The California Privacy Protection Agency is going after data brokers.

The CPPA board voted earlier this month to adopt new regulations regarding data broker registration requirements. If approved, the regulations will become effective by Jan. 1, 2025.

Key issues that we are discussing with clients that buy and sell data:

  • A business is still a data broker if it has a direct relationship with a consumer but also sells personal information about the consumer that the business did not collect directly from the consumer.
  • A “minor” means a consumer the data broker has actual knowledge is less than 16 years of age. A business that willfully disregards the consumer’s age shall be deemed to have had actual knowledge of the consumer’s age. (There is no definition of “willfully disregard,” so this will be subject to interpretation.

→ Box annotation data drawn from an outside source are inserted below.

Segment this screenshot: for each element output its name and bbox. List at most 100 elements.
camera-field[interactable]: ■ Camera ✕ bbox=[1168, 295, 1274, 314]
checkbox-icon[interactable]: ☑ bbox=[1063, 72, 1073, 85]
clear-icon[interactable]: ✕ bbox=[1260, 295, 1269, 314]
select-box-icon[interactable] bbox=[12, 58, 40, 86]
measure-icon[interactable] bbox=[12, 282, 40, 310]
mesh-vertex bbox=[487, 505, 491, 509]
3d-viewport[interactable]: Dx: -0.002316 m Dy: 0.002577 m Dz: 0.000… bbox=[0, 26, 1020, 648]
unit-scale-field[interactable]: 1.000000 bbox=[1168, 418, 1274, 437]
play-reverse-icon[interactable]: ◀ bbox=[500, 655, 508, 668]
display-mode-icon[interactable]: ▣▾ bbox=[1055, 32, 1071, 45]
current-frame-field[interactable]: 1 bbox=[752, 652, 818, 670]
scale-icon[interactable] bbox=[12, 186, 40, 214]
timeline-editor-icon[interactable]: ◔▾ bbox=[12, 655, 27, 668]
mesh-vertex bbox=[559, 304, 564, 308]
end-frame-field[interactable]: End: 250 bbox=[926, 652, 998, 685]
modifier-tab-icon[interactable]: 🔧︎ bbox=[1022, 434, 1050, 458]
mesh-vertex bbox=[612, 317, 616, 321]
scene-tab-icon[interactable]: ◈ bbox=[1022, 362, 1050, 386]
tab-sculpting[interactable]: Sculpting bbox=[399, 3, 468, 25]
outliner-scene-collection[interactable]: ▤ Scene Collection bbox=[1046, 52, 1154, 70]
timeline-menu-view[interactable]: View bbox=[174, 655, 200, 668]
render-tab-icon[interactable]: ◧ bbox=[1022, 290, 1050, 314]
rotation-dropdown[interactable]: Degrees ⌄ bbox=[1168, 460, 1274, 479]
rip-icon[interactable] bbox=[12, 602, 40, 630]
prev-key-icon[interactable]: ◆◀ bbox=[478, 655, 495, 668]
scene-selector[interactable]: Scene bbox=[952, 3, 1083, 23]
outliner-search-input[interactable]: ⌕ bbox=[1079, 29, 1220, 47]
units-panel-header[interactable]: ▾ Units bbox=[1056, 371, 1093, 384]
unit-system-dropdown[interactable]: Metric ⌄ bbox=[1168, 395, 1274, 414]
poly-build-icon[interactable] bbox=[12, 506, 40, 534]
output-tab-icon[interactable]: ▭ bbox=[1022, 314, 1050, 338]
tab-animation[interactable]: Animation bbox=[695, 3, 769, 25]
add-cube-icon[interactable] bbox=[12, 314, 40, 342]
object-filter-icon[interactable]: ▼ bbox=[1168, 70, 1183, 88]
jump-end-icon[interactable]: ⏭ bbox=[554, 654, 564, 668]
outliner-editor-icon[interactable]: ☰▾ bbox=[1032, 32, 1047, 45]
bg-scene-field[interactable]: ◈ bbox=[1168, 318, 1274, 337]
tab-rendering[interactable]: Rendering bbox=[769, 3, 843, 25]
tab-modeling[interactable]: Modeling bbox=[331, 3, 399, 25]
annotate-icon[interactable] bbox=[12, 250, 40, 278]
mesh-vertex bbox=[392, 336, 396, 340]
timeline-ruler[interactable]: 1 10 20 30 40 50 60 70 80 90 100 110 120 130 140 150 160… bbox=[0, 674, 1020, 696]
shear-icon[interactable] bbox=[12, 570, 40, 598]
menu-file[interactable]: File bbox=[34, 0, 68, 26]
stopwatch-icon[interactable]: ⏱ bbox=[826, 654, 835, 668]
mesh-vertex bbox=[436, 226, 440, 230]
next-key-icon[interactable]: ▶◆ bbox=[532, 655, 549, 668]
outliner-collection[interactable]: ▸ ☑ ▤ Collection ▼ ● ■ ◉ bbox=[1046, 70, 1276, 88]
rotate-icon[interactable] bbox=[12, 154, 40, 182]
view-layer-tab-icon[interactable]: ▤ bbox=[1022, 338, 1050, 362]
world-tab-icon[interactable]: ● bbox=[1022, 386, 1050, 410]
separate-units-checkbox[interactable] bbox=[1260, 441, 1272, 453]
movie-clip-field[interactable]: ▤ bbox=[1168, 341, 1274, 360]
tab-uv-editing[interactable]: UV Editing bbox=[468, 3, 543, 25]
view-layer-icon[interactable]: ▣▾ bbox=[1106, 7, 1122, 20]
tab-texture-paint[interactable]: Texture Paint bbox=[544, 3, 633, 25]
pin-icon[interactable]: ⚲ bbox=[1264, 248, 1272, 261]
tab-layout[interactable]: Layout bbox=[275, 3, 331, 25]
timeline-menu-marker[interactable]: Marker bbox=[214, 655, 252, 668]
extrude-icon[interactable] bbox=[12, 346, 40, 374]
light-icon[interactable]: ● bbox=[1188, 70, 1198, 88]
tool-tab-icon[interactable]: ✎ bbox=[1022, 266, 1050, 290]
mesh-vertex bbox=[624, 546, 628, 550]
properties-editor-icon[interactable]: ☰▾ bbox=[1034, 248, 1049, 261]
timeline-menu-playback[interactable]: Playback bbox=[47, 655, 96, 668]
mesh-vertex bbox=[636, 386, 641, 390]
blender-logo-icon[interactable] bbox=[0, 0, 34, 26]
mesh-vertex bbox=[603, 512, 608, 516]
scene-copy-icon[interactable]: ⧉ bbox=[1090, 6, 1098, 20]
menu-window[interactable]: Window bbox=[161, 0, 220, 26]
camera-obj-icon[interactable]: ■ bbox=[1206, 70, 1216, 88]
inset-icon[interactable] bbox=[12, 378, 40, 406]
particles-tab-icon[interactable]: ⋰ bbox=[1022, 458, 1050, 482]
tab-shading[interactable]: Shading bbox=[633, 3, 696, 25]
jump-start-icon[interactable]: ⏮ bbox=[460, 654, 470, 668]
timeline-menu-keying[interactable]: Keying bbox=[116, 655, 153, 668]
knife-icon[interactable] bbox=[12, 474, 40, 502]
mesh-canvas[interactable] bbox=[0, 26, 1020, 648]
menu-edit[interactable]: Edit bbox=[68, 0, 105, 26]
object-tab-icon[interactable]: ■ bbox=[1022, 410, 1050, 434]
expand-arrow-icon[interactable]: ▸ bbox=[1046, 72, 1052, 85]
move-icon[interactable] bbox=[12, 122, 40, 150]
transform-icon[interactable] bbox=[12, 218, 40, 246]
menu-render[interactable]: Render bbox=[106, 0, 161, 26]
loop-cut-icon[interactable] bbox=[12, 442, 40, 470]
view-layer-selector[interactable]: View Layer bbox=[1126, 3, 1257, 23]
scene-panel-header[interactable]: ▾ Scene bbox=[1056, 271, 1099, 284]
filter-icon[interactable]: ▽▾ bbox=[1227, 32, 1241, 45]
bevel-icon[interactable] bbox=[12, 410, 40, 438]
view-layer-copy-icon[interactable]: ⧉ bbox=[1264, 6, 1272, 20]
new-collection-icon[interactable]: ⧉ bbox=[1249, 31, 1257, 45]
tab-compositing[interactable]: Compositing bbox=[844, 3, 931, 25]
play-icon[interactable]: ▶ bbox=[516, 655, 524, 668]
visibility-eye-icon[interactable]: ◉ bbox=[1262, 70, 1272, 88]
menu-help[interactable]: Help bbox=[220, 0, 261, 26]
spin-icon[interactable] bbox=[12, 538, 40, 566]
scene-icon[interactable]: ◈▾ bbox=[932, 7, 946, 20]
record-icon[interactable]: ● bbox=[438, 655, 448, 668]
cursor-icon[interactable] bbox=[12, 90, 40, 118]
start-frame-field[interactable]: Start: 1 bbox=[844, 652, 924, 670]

However, there is a definition in the Florida privacy law that may provide insight into what regulators look for here).
  • When reporting, a data broker must provide more granular detail like:
    • The types of personal information the data broker collects and sells that are subject to the enumerated laws
    • The specific product(s) or services covered by the enumerated state or federal laws
    • The approximate proportion of data collected and sold that is subject to the enumerated laws in comparison with their total annual data collection and sales (i.e., percentage of their general data broker activities).
  • The CPPA board also moved the data protection assessment and automated decision-making regs to formal rulemaking.